I have e-mails do I show them?
I have many medial reports showing his many surgeries, and meds he is on. He has been taken to the hospital for over medication and mixing them. That was over 1 year ago.
How do I say the effects on our family without making it sound like a tactic?
The Mental problems compound an already bad situation.
hi OR. sorry it took me so long to get back to you. we can go off list with more of this if you want to. but to answer these questions for you, this is what I think.
first of all, i want to explain why this seems like such an issue for me, just beucase, im sure people are wondering why im making such a big deal out of it.. very quickly, im an advocate... right before all of this happened, i was getting ready to go to law school, so that I could advocate for women who had been in abuse situations. (and were not believed or listened to

needless to say, that would have severely challenged my fathers need to define me as a failure, so im pretty sure thats part of his crusade against me, is to prevent me from getting to school, which so far, he is doing. but he cannot stop me from being an advocate. my focus has switched to this issue becuase, after he took my kid, and i found out what a mess things were in the family court system, it just seemed kind of appropriate.
additionally becuase he also took me away from -my- mother by manipulating the system, (which he did) it is an issue that is -very- very near and dear to my heart. i feel i need to help change things, before he takes my granddaughter, you know.
OR national organisation for women let me to chair a task force on it; and myself and other task force chairs from other states recently got together and lobbied at the national level, to form the first functioning national advisory committee on family law.
(so cant say i havent been channeling SOME of this stuff!) we're in the process of doing a nationwide courtwatch right now, and we are learning a LOT in the process. ive talked with women from all across the country and heard a
-lot- of stories!
SO all that being said, that is why im talking about all this, the way that I am. its an issue ive been learning a lot about, lately.
with all that said, this is what i would tell you: besides looking at those websites, which are the foremost people in the field right now, and learning what you can from them, my number one thing to say would be, GET THE RIGHT LAWYER. it will solve 9/10 of your problems at once.
mum's totally right, its a game, the lawyers and judges all know each other and many of them are abusers and n's themselves. you need a lawyer that knows how to manipulate all that in your favor.
the best advice i can give, is look for a lawyer like you would look for a plastic surgeon. ask everybody you can, for -references-, someone with a good track record, of doing well for women.
the right lawyer will know the tricks and games, and be able to use the evidence you have in the proper way.
theres a million attorneys in los angeles..... the worst thing a lot of people do is kind of assume that each of those lawyers will be equally talented and committed and skilled and invested, and its sooooo not true. a very very small percentage has the inclination, skill, talent, training to do well in cases like this. so, you have to search them out. if you are able to choose the correct lawyer, they will know how to use what you have, in the proper way.
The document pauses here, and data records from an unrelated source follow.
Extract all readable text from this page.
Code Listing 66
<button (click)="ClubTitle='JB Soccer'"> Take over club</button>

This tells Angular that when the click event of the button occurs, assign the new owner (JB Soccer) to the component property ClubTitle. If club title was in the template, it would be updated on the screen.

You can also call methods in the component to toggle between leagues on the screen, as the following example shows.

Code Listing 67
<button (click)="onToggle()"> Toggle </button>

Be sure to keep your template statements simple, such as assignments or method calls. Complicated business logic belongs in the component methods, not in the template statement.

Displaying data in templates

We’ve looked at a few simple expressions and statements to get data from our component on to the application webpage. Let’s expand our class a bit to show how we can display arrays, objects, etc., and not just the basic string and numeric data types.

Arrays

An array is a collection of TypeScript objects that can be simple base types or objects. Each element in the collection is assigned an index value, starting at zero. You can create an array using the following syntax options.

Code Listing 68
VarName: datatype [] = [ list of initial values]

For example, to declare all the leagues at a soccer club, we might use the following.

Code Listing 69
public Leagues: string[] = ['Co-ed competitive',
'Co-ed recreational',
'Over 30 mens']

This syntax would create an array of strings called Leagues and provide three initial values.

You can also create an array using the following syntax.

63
thats my honest best advice I can give...... there are different ways you can ask around to find a lawyer that will know what to do, with what you have.
Him staying behind in CA , not able to afford to live.
Will a Judge say he can do what ever he wants stay where he can't afford to live making me pay him support, providing him travel or for our D to travel to see him? Im asking for supervised visits and he would come here to see her.
The Judge may not see the true picture and award him for being hurt not able to work. He will look good in court bring his cane, I hope it will back fire on him.
i guess we can take this to private mail to to go into more detail if you need to.
im sure he will give a sob story and try to make you pay for everything. a lot of women get stuck paying for their ex. competent lawyers are out there. the women's groups may have information on finding one.
im not trying to sound like a commercial for lawyers but, its true that you wouldnt get plastic surgery from just anyone.. its good to be just as choosy with your attorney if you can...
i know you are looking for your lawyer right now. finding one with a track record of success in womens issues, who knows these mazes and has been through them before, and been successful, i think would be a real good place to start..
here are those sites again -
<http://www.kourtsforkids.org/>
<http://www.mothers-of-lost-children.com/>
<http://www.protectiveparents.com/>
<http://www.smalljustice.com/>
<http://www.canow.org/issues/family.html>
theres a ton of links on them and all kinds of very good advice.. it should definitely put you ahead of the curve that most people go into this with..
you can talk with me privately, if theres anything more specific i can help with.
having the right lawyer is like a key for a lock. your info is the lock. without the right key (lawyer) the lock will not be able to work for you. with the right key, your info will have a much better chance.
ok... good luck.... im wishing you well! i guess i will turn on my private messages thing in case anyone wants to do that. i havent had it on til now.